Automatisierte Scan-Lösung ergänzt eAkte

| Autor / Redakteur: Nicola Hauptmann / Ann-Marie Struck

Das ersetzende Scannen ist ein entscheidender Schritt auf dem Weg zur Digitalisierung der Verwaltung
Das ersetzende Scannen ist ein entscheidender Schritt auf dem Weg zur Digitalisierung der Verwaltung (© miket - stock.adobe.com)

Wollen Dienstleister, Unternehmen und Behörden mit großem Posteingangsvolumen ihre Daten und Prozesse digitalisieren, so sind leistungsfähige Scan-Systeme entscheidend. Im Landesumweltministerium Brandenburg kombiniert man seit kurzem erfolgreich das bestehende eAkte-System mit einer regelbasierten Software zur automatisierten Datenerfassung.

Regale voller Aktenordner – in den Büros von Behörden, Versicherungen oder anderen Dienstleistern gehören sie wie selbstverständlich dazu, doch im Zuge der Digitalisierung werden sie künftig immer weniger das Bild prägen.

Zwar bleibt die Zusammenfassung von Daten zu Vorgängen eine wichtige Arbeitsgrundlage, umgesetzt wird sie aber immer häufiger in digitaler Form. Über zeitgemäße eAkte-Systeme haben dann alle zuständigen Mitarbeiter ortsunabhängig den Zugriff auf die benötigten Informationen.

Voraussetzung dafür ist die Digitalisierung der Daten. In Unternehmen und Einrichtungen, die täglich sehr viele Anträge, Anfragen oder Eingaben in Form von Briefen erhalten, steht und fällt die Digitalisierung dann mit einem leistungsfähigen Scan-System.

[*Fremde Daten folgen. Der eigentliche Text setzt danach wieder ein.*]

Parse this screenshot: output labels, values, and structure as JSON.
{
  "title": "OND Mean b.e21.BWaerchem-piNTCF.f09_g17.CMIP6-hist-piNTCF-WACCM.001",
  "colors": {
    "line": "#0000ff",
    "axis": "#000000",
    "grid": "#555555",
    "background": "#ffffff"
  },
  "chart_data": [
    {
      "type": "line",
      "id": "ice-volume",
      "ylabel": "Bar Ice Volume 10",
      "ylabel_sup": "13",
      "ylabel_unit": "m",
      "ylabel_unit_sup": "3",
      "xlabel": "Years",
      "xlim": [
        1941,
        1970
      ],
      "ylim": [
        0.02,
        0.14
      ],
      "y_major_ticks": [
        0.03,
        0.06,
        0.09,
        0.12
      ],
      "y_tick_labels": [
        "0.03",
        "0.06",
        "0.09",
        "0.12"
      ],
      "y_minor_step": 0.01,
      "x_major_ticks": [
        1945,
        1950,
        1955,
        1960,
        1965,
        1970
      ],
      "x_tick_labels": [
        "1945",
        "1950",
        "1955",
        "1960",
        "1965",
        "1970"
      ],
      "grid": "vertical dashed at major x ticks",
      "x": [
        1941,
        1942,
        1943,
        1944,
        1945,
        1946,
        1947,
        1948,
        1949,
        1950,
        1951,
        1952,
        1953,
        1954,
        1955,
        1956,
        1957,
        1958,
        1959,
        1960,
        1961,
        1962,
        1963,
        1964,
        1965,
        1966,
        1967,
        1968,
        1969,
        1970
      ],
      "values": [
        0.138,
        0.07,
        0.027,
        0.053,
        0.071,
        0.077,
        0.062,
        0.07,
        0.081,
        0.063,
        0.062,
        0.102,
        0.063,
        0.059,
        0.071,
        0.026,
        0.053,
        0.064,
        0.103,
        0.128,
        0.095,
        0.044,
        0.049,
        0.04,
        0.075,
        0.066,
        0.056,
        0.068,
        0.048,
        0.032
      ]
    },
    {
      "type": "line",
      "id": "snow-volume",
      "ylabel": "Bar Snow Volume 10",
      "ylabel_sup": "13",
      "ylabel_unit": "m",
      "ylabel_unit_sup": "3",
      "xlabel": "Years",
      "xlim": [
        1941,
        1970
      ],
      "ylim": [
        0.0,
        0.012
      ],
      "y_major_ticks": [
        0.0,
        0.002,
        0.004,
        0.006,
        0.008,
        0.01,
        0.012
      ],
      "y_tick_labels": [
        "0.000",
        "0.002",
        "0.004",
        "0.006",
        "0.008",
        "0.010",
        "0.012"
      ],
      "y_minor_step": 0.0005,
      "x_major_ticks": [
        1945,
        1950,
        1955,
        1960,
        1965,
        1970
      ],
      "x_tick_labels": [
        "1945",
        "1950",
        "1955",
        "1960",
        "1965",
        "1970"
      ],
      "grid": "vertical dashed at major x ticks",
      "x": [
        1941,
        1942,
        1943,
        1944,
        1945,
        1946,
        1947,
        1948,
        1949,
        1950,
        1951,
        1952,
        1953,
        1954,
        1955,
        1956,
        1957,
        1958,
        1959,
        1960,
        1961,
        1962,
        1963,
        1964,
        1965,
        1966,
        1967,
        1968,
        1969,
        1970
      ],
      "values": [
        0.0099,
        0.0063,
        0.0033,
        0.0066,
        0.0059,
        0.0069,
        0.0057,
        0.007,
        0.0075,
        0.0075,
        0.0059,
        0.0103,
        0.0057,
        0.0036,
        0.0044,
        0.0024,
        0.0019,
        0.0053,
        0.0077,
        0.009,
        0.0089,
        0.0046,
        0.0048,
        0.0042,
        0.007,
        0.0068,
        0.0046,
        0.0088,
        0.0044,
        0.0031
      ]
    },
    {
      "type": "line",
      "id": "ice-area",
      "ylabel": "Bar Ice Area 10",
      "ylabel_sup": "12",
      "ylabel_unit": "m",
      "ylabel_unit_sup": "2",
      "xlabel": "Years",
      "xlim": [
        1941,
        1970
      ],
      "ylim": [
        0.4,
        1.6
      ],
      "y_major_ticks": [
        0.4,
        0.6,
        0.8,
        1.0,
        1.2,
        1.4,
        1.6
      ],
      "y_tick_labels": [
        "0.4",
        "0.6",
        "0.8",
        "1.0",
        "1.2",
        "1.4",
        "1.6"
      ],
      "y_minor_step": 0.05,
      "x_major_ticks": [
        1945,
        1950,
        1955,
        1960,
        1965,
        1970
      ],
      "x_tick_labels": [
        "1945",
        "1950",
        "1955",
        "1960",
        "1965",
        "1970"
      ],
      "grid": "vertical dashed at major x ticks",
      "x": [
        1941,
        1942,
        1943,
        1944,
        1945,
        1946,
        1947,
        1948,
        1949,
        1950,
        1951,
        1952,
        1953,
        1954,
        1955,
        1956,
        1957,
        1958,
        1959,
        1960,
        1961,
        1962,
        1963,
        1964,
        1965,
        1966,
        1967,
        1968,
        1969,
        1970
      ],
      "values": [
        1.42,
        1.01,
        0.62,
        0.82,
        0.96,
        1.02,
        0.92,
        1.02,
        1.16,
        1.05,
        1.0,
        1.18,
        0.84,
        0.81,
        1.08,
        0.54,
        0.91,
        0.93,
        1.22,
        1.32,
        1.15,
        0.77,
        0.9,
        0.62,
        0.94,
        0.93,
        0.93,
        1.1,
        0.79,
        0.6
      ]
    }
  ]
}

Best Practice: Ministerium für Ländliche Entwicklung, Umwelt und Landwirtschaft des Landes Brandenburg

Diese Erfahrung machte auch das Ministerium für Ländliche Entwicklung, Umwelt und Landwirtschaft des Landes Brandenburg (MLUL). Bereits seit einigen Jahren war dort eine selbst erstellte Lösung im Einsatz. Deren Leistungsfähigkeit und Zuverlässigkeit genügten den wachsenden Ansprüchen jedoch bald schon nicht mehr.

Kritisch wurde es, als die Migration des bestehenden eAkte-Systems auf eine neue Version einschließlich des Wechsels von Server-Hardware und Software-Basiskomponenten anstand - die bestehende Scan-Lösung wäre dann gar nicht mehr lauffähig gewesen.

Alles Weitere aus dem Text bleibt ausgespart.